Bin mit denen recht zufrieden. Nicht zuletzt weil bei den Servern standardmäßig schon Gentoo installiert ist, und soweit ich weiß auf den Servern fürs Webhosting ebenso.

----------

## artbody

Schaut wie eine völlig undurchdachte Aktion aus

1. Frage 

Was soll darauf alles laufen ?

Nur Html-seiten ... bis hin zu sowas wie egroupware?

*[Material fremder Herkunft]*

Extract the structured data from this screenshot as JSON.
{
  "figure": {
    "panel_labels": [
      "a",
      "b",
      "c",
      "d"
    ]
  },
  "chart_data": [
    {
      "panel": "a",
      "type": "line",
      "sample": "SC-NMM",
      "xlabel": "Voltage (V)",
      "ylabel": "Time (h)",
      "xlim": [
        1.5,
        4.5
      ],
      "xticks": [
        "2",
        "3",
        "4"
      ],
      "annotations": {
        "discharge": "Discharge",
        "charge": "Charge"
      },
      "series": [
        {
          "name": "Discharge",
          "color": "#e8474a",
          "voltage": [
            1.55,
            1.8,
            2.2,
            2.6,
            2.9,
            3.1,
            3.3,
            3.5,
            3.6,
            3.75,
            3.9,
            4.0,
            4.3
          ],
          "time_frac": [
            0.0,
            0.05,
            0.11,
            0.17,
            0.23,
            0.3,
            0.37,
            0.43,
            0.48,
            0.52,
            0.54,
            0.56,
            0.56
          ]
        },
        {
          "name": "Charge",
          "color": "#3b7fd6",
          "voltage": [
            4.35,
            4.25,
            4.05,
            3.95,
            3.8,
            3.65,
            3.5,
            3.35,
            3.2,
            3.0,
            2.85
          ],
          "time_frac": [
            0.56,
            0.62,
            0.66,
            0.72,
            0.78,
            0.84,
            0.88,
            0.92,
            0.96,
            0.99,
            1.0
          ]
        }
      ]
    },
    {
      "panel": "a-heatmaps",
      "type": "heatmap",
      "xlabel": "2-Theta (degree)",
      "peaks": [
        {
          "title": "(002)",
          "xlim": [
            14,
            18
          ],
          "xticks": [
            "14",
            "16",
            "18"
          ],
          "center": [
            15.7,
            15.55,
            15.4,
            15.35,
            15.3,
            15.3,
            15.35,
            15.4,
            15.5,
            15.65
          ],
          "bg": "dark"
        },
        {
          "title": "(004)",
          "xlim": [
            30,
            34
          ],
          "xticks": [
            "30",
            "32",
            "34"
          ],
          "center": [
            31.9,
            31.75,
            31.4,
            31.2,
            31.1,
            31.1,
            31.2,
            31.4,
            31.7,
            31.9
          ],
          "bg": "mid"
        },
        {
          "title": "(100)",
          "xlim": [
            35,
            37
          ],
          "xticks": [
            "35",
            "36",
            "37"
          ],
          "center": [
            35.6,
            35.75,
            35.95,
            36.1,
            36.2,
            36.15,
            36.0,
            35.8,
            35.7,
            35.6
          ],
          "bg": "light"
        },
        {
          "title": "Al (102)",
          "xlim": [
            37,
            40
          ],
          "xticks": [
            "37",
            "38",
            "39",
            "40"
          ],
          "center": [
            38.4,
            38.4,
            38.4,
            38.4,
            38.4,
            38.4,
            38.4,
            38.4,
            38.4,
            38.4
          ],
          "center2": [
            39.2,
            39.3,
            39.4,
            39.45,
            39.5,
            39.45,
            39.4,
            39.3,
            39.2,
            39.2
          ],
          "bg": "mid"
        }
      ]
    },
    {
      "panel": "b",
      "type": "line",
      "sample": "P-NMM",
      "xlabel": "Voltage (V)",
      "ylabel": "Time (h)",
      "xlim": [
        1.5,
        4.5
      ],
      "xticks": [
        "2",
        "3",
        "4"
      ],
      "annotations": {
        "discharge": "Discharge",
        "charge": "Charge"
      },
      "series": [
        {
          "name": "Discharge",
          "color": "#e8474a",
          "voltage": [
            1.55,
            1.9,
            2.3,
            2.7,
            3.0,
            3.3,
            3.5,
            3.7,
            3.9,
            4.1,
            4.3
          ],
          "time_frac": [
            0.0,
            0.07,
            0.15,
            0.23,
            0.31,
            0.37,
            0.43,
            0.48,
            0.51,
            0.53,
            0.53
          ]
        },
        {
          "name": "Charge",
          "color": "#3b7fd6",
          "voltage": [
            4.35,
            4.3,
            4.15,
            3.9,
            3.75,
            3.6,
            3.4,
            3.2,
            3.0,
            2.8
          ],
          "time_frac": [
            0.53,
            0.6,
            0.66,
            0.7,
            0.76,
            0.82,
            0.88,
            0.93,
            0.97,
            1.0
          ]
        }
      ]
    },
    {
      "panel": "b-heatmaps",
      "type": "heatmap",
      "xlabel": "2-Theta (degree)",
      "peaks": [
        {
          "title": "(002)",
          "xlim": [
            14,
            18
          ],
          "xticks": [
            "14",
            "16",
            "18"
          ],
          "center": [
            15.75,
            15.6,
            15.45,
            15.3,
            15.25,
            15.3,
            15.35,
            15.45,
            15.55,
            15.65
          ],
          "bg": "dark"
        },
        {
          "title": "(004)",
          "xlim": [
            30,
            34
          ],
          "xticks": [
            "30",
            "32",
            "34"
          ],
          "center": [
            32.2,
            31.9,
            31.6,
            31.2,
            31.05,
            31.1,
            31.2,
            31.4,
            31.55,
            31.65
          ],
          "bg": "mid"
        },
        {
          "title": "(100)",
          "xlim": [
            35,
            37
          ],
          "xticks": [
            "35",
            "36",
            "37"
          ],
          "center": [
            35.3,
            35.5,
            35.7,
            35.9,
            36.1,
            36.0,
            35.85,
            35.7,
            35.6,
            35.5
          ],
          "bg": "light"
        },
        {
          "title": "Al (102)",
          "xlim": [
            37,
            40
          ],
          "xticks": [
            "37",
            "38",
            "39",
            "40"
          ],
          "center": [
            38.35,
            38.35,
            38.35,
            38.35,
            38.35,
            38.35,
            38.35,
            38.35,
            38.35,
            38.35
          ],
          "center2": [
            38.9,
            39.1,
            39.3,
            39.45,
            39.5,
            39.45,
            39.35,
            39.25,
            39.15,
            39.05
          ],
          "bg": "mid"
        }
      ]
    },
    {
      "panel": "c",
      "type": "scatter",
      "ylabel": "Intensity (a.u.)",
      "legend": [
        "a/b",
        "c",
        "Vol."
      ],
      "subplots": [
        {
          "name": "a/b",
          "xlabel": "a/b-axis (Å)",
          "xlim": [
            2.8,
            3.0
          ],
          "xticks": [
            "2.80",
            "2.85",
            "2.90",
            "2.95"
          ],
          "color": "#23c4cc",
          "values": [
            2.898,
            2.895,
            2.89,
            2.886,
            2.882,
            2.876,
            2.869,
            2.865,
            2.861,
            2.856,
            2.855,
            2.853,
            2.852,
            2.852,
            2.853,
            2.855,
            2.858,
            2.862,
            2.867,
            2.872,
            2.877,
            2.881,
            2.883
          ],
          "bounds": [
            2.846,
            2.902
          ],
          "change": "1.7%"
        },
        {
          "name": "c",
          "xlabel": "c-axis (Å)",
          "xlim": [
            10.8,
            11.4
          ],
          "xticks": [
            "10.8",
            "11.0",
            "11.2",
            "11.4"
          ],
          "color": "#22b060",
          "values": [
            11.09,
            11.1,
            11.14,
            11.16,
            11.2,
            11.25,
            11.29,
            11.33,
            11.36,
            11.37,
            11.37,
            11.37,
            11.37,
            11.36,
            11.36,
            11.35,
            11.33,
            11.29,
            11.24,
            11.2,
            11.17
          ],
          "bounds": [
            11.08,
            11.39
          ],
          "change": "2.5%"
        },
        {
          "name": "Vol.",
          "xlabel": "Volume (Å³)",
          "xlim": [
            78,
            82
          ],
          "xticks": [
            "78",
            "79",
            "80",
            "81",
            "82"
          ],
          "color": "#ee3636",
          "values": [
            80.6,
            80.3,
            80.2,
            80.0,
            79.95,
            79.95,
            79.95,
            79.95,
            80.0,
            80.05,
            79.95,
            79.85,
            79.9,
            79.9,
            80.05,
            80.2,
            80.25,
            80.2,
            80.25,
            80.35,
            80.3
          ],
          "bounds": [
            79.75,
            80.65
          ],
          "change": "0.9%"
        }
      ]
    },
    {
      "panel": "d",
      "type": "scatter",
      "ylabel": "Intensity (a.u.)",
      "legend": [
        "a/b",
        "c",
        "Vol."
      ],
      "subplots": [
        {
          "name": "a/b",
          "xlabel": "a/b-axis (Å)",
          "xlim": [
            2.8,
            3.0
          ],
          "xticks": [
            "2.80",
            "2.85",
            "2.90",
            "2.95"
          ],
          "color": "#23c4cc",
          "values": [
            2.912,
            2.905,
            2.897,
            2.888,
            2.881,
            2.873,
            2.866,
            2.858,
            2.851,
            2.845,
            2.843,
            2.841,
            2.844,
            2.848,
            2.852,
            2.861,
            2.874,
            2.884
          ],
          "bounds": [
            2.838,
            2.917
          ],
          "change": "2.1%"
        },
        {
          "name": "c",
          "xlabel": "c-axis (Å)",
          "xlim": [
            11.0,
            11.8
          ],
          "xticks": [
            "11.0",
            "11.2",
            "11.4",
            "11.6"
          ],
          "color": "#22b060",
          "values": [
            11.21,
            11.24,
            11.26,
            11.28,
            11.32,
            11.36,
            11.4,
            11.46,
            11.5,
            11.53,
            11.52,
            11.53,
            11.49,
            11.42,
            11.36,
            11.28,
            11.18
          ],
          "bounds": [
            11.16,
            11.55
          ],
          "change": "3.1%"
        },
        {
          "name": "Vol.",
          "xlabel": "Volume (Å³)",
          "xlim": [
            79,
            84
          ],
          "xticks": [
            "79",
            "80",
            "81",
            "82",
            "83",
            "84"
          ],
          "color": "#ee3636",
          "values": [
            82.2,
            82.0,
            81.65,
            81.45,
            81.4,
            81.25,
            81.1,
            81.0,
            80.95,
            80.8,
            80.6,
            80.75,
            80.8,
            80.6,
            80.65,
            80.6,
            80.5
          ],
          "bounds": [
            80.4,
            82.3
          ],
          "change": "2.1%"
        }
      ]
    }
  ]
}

apache mysql php perl ...ftp ....?

ssh zugang ?

zu erwartender Traffic / Zugriffe etc

eigene Backuplösung oder ...

usw

Kurz gesagt ein Anforderungs Plichtenheft erstellen.

dann erstmal Z.B. 

google "schlechter support strato" *Quote:*   

> Results 1 - 10 of about 28,400 German pages for schlechter support strato . (0.23 seconds) 
> 
> 

 

canhost hab ich z.B. für ne kleine künstlercommunity 

schlechter support canhost *Quote:*   

> Results 1 - 10 of about 136 German pages for schlechter support canhost. (0.32 seconds)

 

ein Vergleich lohnt sich auf jeden Fall.

Manche Provider bieten auch bei Vertragsabschluß bereits bestehende Domains zu übernehmen an. aber den KK brauchst du da auch

----------

## manuels

Die Daten musst du aber relativ zur Menge der Kunden sehen

----------

## misterjack

Ein Google-Vergleich, wie suess  :Smile:  Etwas nichtssagerendes gibts garnicht!

----------

## ScytheMan

 *misterjack wrote:*   

> Ein Google-Vergleich, wie suess  Etwas nichtssagerendes gibts garnicht!

 

http://www.heise.de/newsticker/Apfelkuchen-gegen-Gruppensex--/meldung/109894/from/rss09

rly?   :Twisted Evil: 

----------

## think4urs11

 *ScytheMan wrote:*   

> rly?  

 

Da dieses Geschehen in Absurdistan stattfindet - rly!   :Wink: 

----------

## artbody

 *misterjack wrote:*   

> Ein Google-Vergleich, wie suess  Etwas nichtssagerendes gibts garnicht!

 

Naja wenn man nur die Summe vergleicht, bleibt es sicher nichtssagend, aber wenn man sich die Treffer genauer anschaut und einige Geschichten dazu ließt, kann man schon eher eine Aussage treffen.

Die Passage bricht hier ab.